L’Institut Togolais de Recherche Agronomique (ITRA) et le Seed Systems Group (SSG) travaillent main dans la main, depuis 2022, pour assurer une fourniture continue des semences de qualité des variétés performantes aux agriculteurs. Le 16 juillet 2025, au Centre de Recherche Agronomique du Littoral (CRAL) à Davié (Préfecture de Zio), a eu lieu la remise officielle des semences souches des parents de neuf hybrides de maïs entre Dr Tchala Noudifoulè, coordonnateur régional SSG et Dr Boma Soudah, directeur dudit centre. Cette alliance marque un tournant historique pour l’agriculture togolaise, avec pour perspectives des récoltes majeures.

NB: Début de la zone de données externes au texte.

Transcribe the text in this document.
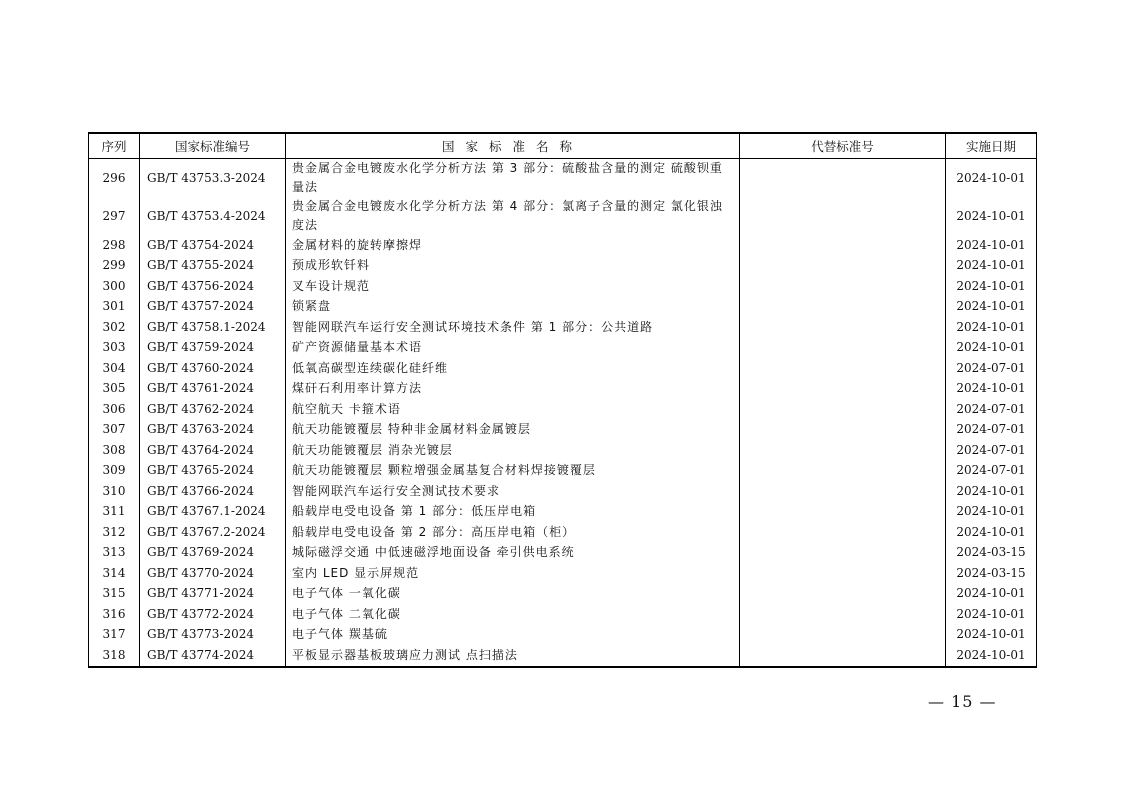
序列	国家标准编号	国家标准名称	代替标准号	实施日期
296	GB/T 43753.3-2024	贵金属合金电镀废水化学分析方法 第 3 部分：硫酸盐含量的测定 硫酸钡重量法		2024-10-01
297	GB/T 43753.4-2024	贵金属合金电镀废水化学分析方法 第 4 部分：氯离子含量的测定 氯化银浊度法		2024-10-01
298	GB/T 43754-2024	金属材料的旋转摩擦焊		2024-10-01
299	GB/T 43755-2024	预成形软钎料		2024-10-01
300	GB/T 43756-2024	叉车设计规范		2024-10-01
301	GB/T 43757-2024	锁紧盘		2024-10-01
302	GB/T 43758.1-2024	智能网联汽车运行安全测试环境技术条件 第 1 部分：公共道路		2024-10-01
303	GB/T 43759-2024	矿产资源储量基本术语		2024-10-01
304	GB/T 43760-2024	低氧高碳型连续碳化硅纤维		2024-07-01
305	GB/T 43761-2024	煤矸石利用率计算方法		2024-10-01
306	GB/T 43762-2024	航空航天 卡箍术语		2024-07-01
307	GB/T 43763-2024	航天功能镀覆层 特种非金属材料金属镀层		2024-07-01
308	GB/T 43764-2024	航天功能镀覆层 消杂光镀层		2024-07-01
309	GB/T 43765-2024	航天功能镀覆层 颗粒增强金属基复合材料焊接镀覆层		2024-07-01
310	GB/T 43766-2024	智能网联汽车运行安全测试技术要求		2024-10-01
311	GB/T 43767.1-2024	船载岸电受电设备 第 1 部分：低压岸电箱		2024-10-01
312	GB/T 43767.2-2024	船载岸电受电设备 第 2 部分：高压岸电箱（柜）		2024-10-01
313	GB/T 43769-2024	城际磁浮交通 中低速磁浮地面设备 牵引供电系统		2024-03-15
314	GB/T 43770-2024	室内 LED 显示屏规范		2024-03-15
315	GB/T 43771-2024	电子气体 一氧化碳		2024-10-01
316	GB/T 43772-2024	电子气体 二氧化碳		2024-10-01
317	GB/T 43773-2024	电子气体 羰基硫		2024-10-01
318	GB/T 43774-2024	平板显示器基板玻璃应力测试 点扫描法		2024-10-01
— 15 —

Dr Tchala Noudifoulè (à droite) donne des explications au directeur du Centre de Recherche Agronomique du Littoral (CRAL) à Davié, Dr Boma Soudah
Le Togo vient de franchir un cap majeur dans sa quête d’indépendance agricole en matière de souveraineté semencière. Grâce à un partenariat innovant entre l’Institut Togolais de Recherche Agronomique (ITRA) et le Seed Systems Group (SSG), le pays se dote enfin des outils nécessaires pour réduire sa dépendance aux importations de semences souches et renforcer sa souveraineté alimentaire. En effet, pendant des décennies, l’agriculture togolaise a souffert d’un handicap structurel, celui de la dépendance quasi-totale des semences souches de la plupart des variétés des cultures vivrières, par faute de création locale de variétés. Cette situation limitait non seulement l’utilisation des variétés hybrides performantes, mais entravait également le développement des capacités nationales de sélection variétale. Aujourd’hui, cette réalité appartient au passé grâce au partenariat établi entre l’ITRA et le SSG, financé par le Centre de Recherches pour le Développement International (CRDI) et l’Alliance pour une Révolution Verte en Afrique (AGRA).
Des variétés à haut potentiel enfin accessibles
A travers ce partenariat stratégique, les producteurs togolais disposent désormais de semences de grande qualité, de haute performance et résilientes face aux changements climatiques. Au cœur de cette collaboration se trouvent des innovations concrètes qui transformeront à jamais les exploitations agricoles. Il s’agit de variétés de maïs hybride « Legacy 26 », « SAMMAZ 50 » et « Opeaburoo », ainsi que le riz « Exbaika », spécialement sélectionnées pour leurs performances agronomiques, organoleptiques et, surtout pour leur adaptabilité aux conditions agro climatiques locales. La mise en œuvre de cet ambitieux partenariat ne s’arrête pas là. Déjà, une série d’essais sur de nouvelles variétés de riz et de maïs est actuellement en cours, promettant d’enrichir davantage le pool génétique des variétés performantes à disposition des agriculteurs togolais.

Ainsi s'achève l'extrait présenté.